If the peak is flattened, then the applied force is too large. Roll the cart with a lower initial speed. If the velocity graph has a flat area when it crosses the x-axis, the Motion Detector was too close and the run should be repeated.

Once you have made a run with good distance, velocity, and force graphs, analyze your data. To test the impulse-momentum theorem, you need the velocity before and after the impulse.

Choose a time interval just before the bounce when the speed was approximately constant, and drag the mouse pointer across the interval. Click the Statistics button,and read the average velocity. Record the value in your data table. In the same manner, determine the average velocity just after the bounce and record the value in your data table. Remove the floating boxes by clicking the gray close box in their upper right corners.

There are two ways to calculate the impulse.

### Momentum and Impulse Lab: PASCO

Calculus tells us that the expression for the impulse is equivalent to the integral [area under the curve] of the force vs. Find the area under the force vs. Record the value of the integral in the impulse column of your data table. On the force vs.

Find the average value of the force by clicking the Statistics button. Record the values in your data table. Add a cart mass and perform a second trial by repeating Steps 10 — Record the information in your data table. Change the elastic material attached to the cart. Use a new material, different elastic band, or attach two elastic bands in parallel. Repeat Steps 10 — 13, record the information in your data table.
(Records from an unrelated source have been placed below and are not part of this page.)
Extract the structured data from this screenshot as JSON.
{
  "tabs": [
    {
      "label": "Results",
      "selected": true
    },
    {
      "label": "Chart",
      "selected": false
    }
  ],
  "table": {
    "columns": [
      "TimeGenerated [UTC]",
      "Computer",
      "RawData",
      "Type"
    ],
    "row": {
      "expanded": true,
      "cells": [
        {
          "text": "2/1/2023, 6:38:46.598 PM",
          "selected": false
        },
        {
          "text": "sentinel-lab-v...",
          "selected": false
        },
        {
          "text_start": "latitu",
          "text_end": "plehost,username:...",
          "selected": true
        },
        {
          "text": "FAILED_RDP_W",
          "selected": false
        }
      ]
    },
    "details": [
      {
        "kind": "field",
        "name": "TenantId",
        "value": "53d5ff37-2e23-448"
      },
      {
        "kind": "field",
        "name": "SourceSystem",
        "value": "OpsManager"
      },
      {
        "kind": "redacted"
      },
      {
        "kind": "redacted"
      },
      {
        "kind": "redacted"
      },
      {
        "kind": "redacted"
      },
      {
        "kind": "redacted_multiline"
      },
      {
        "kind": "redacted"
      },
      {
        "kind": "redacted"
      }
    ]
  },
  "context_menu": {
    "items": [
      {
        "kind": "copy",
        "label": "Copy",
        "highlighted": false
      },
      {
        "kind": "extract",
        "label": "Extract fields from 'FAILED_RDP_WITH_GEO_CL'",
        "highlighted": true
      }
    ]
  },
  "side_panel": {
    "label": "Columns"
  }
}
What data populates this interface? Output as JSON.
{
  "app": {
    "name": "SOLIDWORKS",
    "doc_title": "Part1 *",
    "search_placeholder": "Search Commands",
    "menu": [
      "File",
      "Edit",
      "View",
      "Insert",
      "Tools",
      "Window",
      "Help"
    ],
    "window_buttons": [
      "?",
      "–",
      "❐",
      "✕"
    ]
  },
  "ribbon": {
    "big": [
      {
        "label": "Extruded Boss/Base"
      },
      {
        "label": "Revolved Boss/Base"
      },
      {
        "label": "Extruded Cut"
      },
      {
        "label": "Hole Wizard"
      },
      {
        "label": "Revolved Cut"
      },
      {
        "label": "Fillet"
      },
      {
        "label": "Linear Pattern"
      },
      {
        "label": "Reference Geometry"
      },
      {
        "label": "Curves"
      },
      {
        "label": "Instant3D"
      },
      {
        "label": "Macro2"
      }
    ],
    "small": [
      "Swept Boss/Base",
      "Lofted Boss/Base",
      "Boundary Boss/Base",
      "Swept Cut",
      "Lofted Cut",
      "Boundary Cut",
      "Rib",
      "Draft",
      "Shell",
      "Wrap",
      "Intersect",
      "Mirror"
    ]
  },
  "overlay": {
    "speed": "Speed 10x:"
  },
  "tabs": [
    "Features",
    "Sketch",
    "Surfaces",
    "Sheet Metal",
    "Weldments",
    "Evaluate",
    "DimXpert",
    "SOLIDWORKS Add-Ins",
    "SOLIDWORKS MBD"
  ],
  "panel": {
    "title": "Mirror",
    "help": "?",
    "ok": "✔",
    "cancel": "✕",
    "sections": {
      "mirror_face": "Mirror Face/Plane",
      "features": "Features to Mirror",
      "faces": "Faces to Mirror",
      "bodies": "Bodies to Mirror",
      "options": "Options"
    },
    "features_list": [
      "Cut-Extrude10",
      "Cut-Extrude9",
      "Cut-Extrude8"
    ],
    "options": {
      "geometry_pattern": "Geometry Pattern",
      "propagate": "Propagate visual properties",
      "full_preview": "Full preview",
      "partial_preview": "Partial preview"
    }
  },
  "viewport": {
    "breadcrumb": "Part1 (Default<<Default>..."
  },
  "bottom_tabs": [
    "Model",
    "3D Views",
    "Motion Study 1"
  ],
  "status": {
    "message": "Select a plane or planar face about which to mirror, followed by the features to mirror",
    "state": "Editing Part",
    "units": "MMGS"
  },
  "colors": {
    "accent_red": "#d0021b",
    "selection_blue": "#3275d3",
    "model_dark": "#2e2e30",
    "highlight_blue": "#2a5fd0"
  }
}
Change in momentum is a measure of what resulted: Include in your lab writeup the relevant plots and data analysis boxes for trial 1.

**Impulse - Linear Momentum, Conservation, Inelastic & Elastic Collisions, Force - Physics Problems**

Calculate the change in velocities and record in the data table. From the mass of the cart and change in velocity, determine the change in momentum as a result of the impulse. Make this calculation for each trial and enter the values in the second data table. For the average force non-calculus method, determine the impulse for each trial from the average force and time interval values. Record these values in your data table. If the impulse-momentum theorem is correct, the change in momentum will equal the impulse for each trial.

Experimental measurement errors, along with friction and shifting of the track or Force Sensor, will keep the two from being exactly the same. One way to compare two or moe values that are supposed to be equal is to find their percentage difference. How close are your values, percentage-wise? Do your data support the impulse-momentum theorem? Look at the shape of the last force vs.

Is the peak value of the force significantly different from the average force? Is there a way you could deliver the same impulse with a much smaller force?